The Supreme Court of Canada refused leave to appeal this week from several cases of interest to Canadian businesses and professions.
The decisions included Bossé v. Chief Financial Officer, 2012 FCA 231, where the Federal Court of Appeal held that the Federal Court did not have jurisdiction to resolve a dispute over the seizure of a vehicle for non-payment under a financing agreement. Nadon J.A. observed that the issues raised in the action were “purely contractual”, and did not raise any questions regarding the Bills of Exchange Act so as to potentially engage the Court’s jurisdiction under the Federal Courts Act.

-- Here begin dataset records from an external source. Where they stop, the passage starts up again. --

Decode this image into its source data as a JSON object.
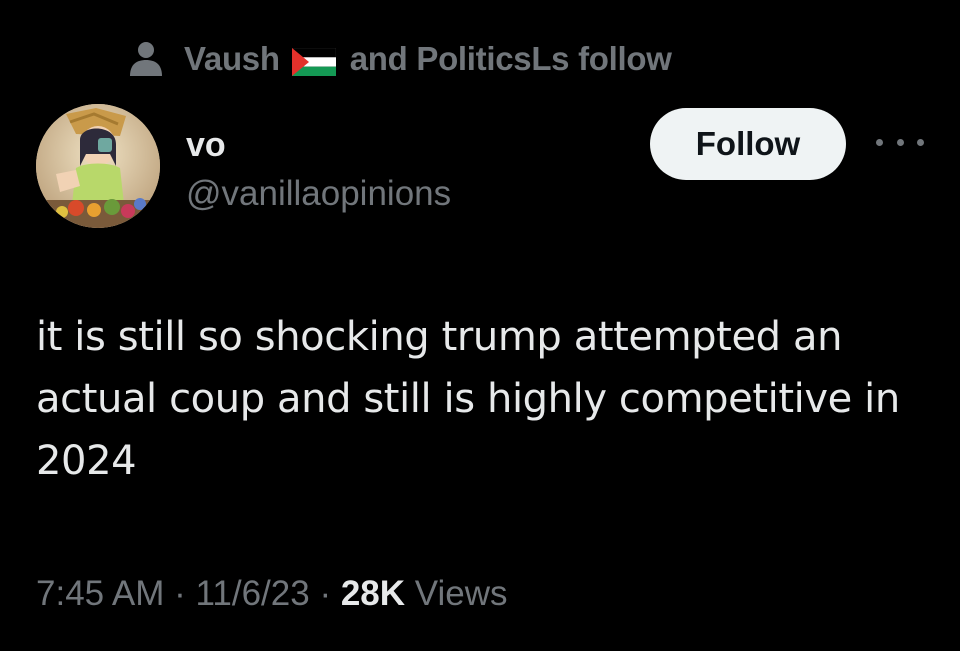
{
  "social_context": {
    "first_name": "Vaush",
    "flag_icon": "palestine-flag-icon",
    "rest": "and PoliticsLs follow",
    "icon": "person-icon"
  },
  "user": {
    "display_name": "vo",
    "handle": "@vanillaopinions",
    "avatar_icon": "avatar-image"
  },
  "actions": {
    "follow_label": "Follow",
    "more_icon": "more-options-icon"
  },
  "tweet": {
    "text": "it is still so shocking trump attempted an actual coup and still is highly competitive in 2024"
  },
  "meta": {
    "time": "7:45 AM",
    "sep1": " · ",
    "date": "11/6/23",
    "sep2": " · ",
    "views_count": "28K",
    "views_label": " Views"
  },
  "colors": {
    "background": "#000000",
    "primary_text": "#e7e9ea",
    "secondary_text": "#71767b",
    "follow_bg": "#eff3f4",
    "follow_text": "#0f1419"
  }
}
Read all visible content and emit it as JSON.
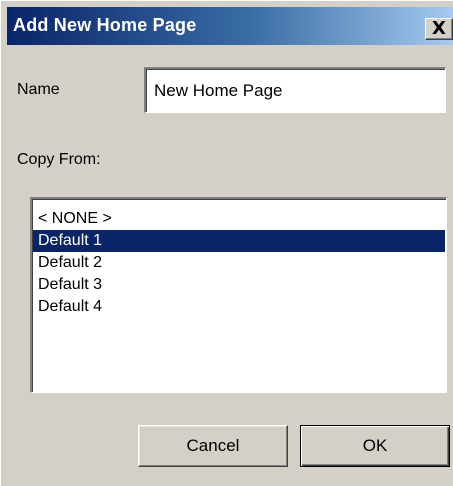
{
  "dialog": {
    "title": "Add New Home Page",
    "close_glyph": "X"
  },
  "form": {
    "name_label": "Name",
    "name_value": "New Home Page",
    "copy_from_label": "Copy From:"
  },
  "list": {
    "items": [
      {
        "label": "< NONE >",
        "selected": false
      },
      {
        "label": "Default 1",
        "selected": true
      },
      {
        "label": "Default 2",
        "selected": false
      },
      {
        "label": "Default 3",
        "selected": false
      },
      {
        "label": "Default 4",
        "selected": false
      }
    ]
  },
  "buttons": {
    "cancel_label": "Cancel",
    "ok_label": "OK"
  },
  "colors": {
    "title_bar_start": "#0a246a",
    "title_bar_end": "#a6caf0",
    "selection": "#0a246a",
    "dialog_face": "#d4d0c8"
  }
}
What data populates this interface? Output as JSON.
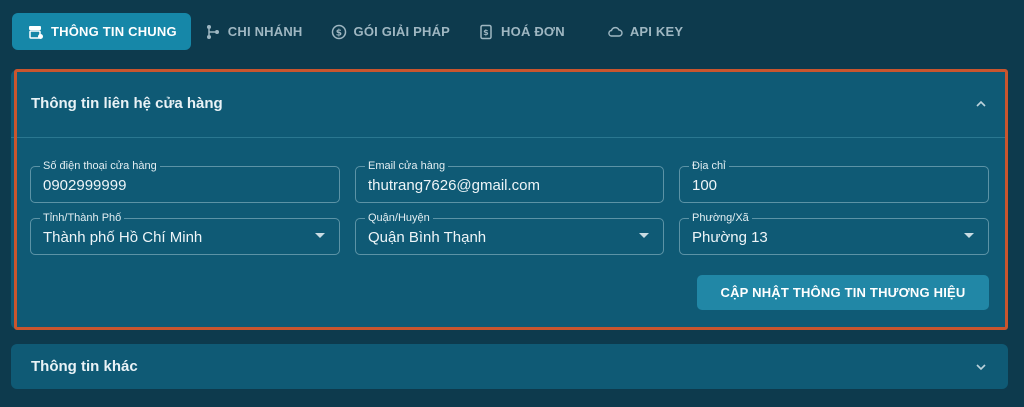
{
  "tabs": [
    {
      "label": "THÔNG TIN CHUNG",
      "icon": "store-settings-icon",
      "active": true
    },
    {
      "label": "CHI NHÁNH",
      "icon": "branch-icon",
      "active": false
    },
    {
      "label": "GÓI GIẢI PHÁP",
      "icon": "package-icon",
      "active": false
    },
    {
      "label": "HOÁ ĐƠN",
      "icon": "invoice-icon",
      "active": false
    },
    {
      "label": "API KEY",
      "icon": "cloud-key-icon",
      "active": false
    }
  ],
  "contact_panel": {
    "title": "Thông tin liên hệ cửa hàng",
    "fields": {
      "phone": {
        "label": "Số điện thoại cửa hàng",
        "value": "0902999999"
      },
      "email": {
        "label": "Email cửa hàng",
        "value": "thutrang7626@gmail.com"
      },
      "address": {
        "label": "Địa chỉ",
        "value": "100"
      },
      "province": {
        "label": "Tỉnh/Thành Phố",
        "value": "Thành phố Hồ Chí Minh"
      },
      "district": {
        "label": "Quận/Huyện",
        "value": "Quận Bình Thạnh"
      },
      "ward": {
        "label": "Phường/Xã",
        "value": "Phường 13"
      }
    },
    "submit_label": "CẬP NHẬT THÔNG TIN THƯƠNG HIỆU"
  },
  "other_panel": {
    "title": "Thông tin khác"
  },
  "colors": {
    "background": "#0d3a4d",
    "panel": "#0f5a75",
    "accent": "#1687a8",
    "highlight_border": "#c9552e"
  }
}
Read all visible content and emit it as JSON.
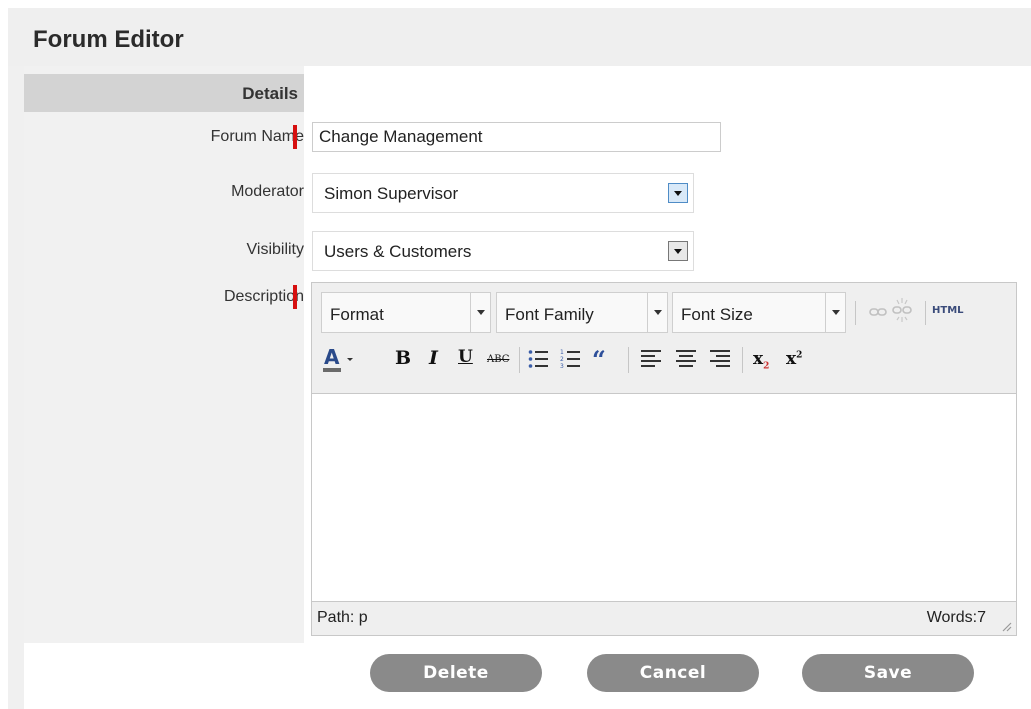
{
  "header": {
    "title": "Forum Editor"
  },
  "section": {
    "title": "Details"
  },
  "fields": {
    "forum_name": {
      "label": "Forum Name",
      "value": "Change Management"
    },
    "moderator": {
      "label": "Moderator",
      "value": "Simon Supervisor"
    },
    "visibility": {
      "label": "Visibility",
      "value": "Users & Customers"
    },
    "description": {
      "label": "Description"
    }
  },
  "editor": {
    "format_label": "Format",
    "font_family_label": "Font Family",
    "font_size_label": "Font Size",
    "html_label": "HTML",
    "path_text": "Path: p",
    "word_count_text": "Words:7",
    "icons": [
      "link-icon",
      "unlink-icon",
      "html-source-icon",
      "text-color-icon",
      "bold-icon",
      "italic-icon",
      "underline-icon",
      "strikethrough-icon",
      "bullet-list-icon",
      "numbered-list-icon",
      "blockquote-icon",
      "align-left-icon",
      "align-center-icon",
      "align-right-icon",
      "subscript-icon",
      "superscript-icon"
    ]
  },
  "buttons": {
    "delete": "Delete",
    "cancel": "Cancel",
    "save": "Save"
  },
  "colors": {
    "required": "#d60f0f",
    "button": "#8a8a8a",
    "header_bg": "#efefef",
    "label_bg": "#f1f1f1",
    "section_bg": "#d3d3d3"
  }
}
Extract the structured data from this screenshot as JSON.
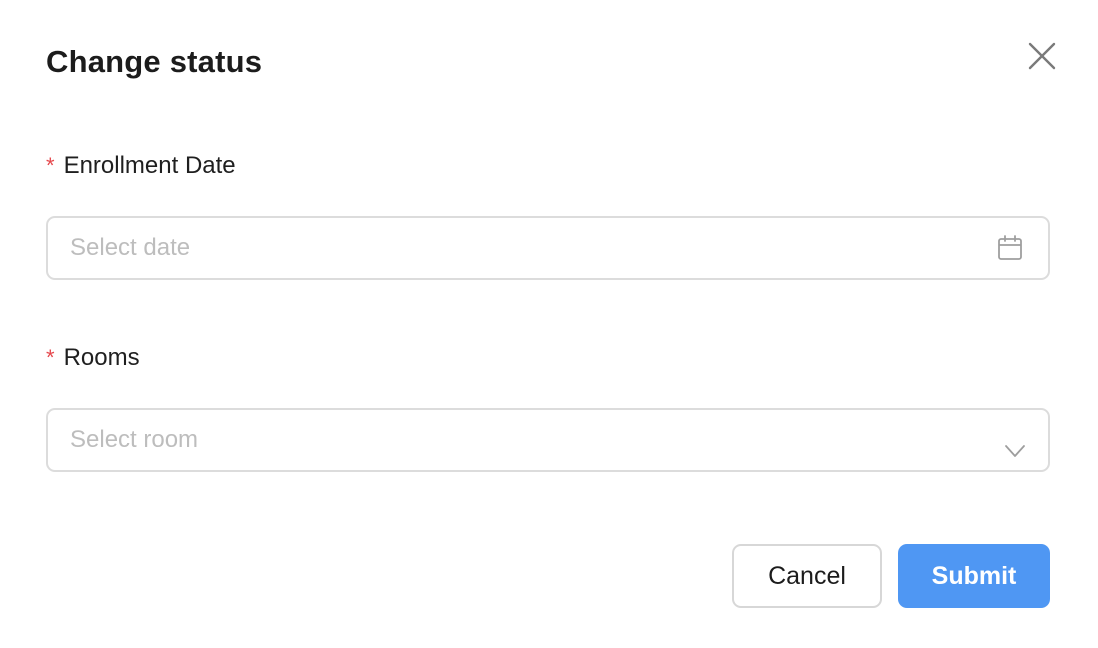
{
  "dialog": {
    "title": "Change status",
    "close_icon": "close-icon"
  },
  "fields": {
    "enrollment_date": {
      "required_mark": "*",
      "label": "Enrollment Date",
      "placeholder": "Select date",
      "icon": "calendar-icon"
    },
    "rooms": {
      "required_mark": "*",
      "label": "Rooms",
      "placeholder": "Select room",
      "icon": "chevron-down-icon"
    }
  },
  "actions": {
    "cancel_label": "Cancel",
    "submit_label": "Submit"
  },
  "colors": {
    "required": "#e5484d",
    "primary": "#4f97f3",
    "border": "#dcdcdc",
    "placeholder": "#bdbdbd"
  }
}
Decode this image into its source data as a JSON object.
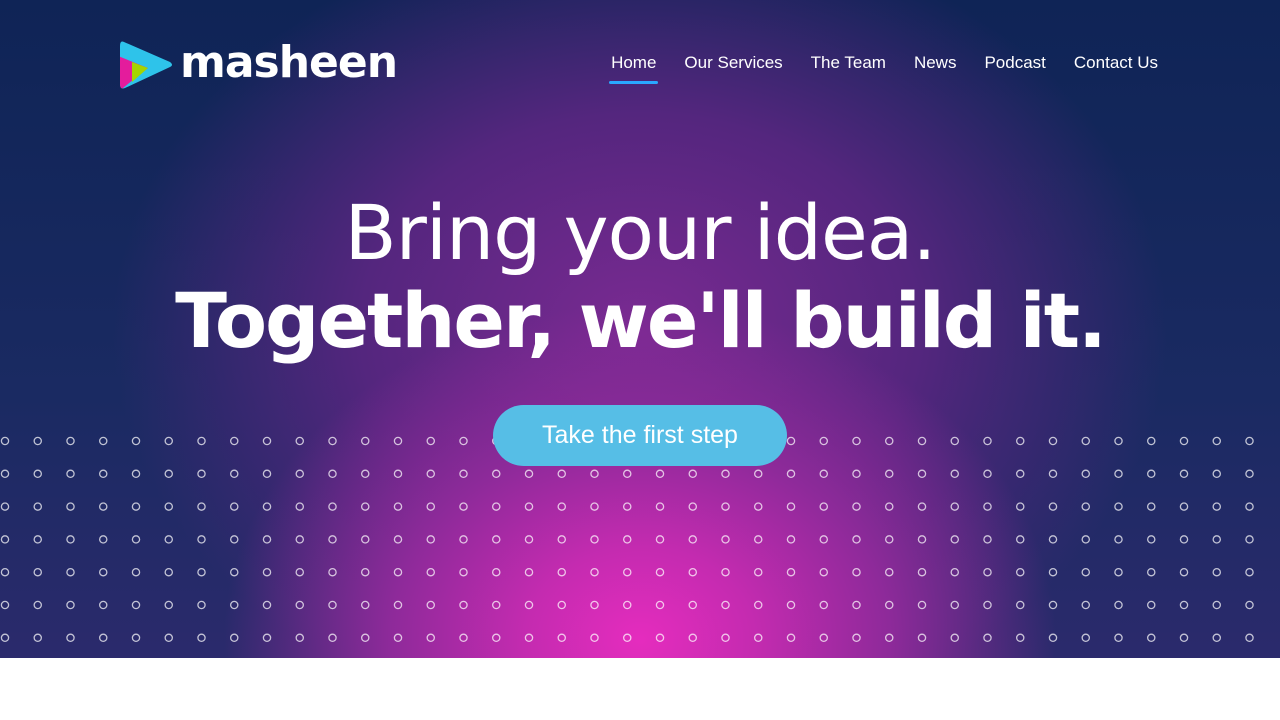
{
  "brand": {
    "name": "masheen",
    "logo_icon": "play-triangle-logo-icon",
    "colors": {
      "magenta": "#e41c9c",
      "lime": "#a5d400",
      "cyan": "#2ec3ea"
    }
  },
  "nav": {
    "items": [
      {
        "label": "Home",
        "active": true
      },
      {
        "label": "Our Services",
        "active": false
      },
      {
        "label": "The Team",
        "active": false
      },
      {
        "label": "News",
        "active": false
      },
      {
        "label": "Podcast",
        "active": false
      },
      {
        "label": "Contact Us",
        "active": false
      }
    ],
    "active_underline_color": "#2aa8ff"
  },
  "hero": {
    "headline_line1": "Bring your idea.",
    "headline_line2": "Together, we'll build it.",
    "cta_label": "Take the first step",
    "cta_color": "#56bee6",
    "background": {
      "top_color": "#0f2456",
      "mid_color": "#54267e",
      "glow_color": "#e52cbe"
    },
    "pattern": "dot-grid-pattern"
  }
}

The Supreme Court also denied leave to appeal from Alliance québécoise des techniciens de l’image et du son (AQTIS) c. Association des producteurs de théâtre privé du Québec (APTP), 2012 QCCA 1524. The Quebec Court of Appeal in AQTIS upheld a ruling by the Commission de reconnaissance des associations d’artistes et des associations de producteurs on judicial review. The Commission had found that the collective bargaining scheme for artists hired by producers established by the Quebec Act respecting the professional status and conditions of engagement of performing, recording and film artists applies even to artists used in productions in respect of which they are otherwise employees.
A final case of note is Berthiaume c. Carignan, 2012 QCCA 2061. The decision raised questions about the test for journalist-source privilege, including how the principles from R. v. National Post, 2010 SCC 16 and Globe and Mail v. Canada (A.G.), 2010 SCC 41 should be applied in defamation proceedings where the journalist is not one of the litigants. The trial judge in Berthiaume refused to order evidence from a third-party journalist on the basis of the privilege, and leave to appeal from that decision was dismissed by the Quebec Court of Appeal.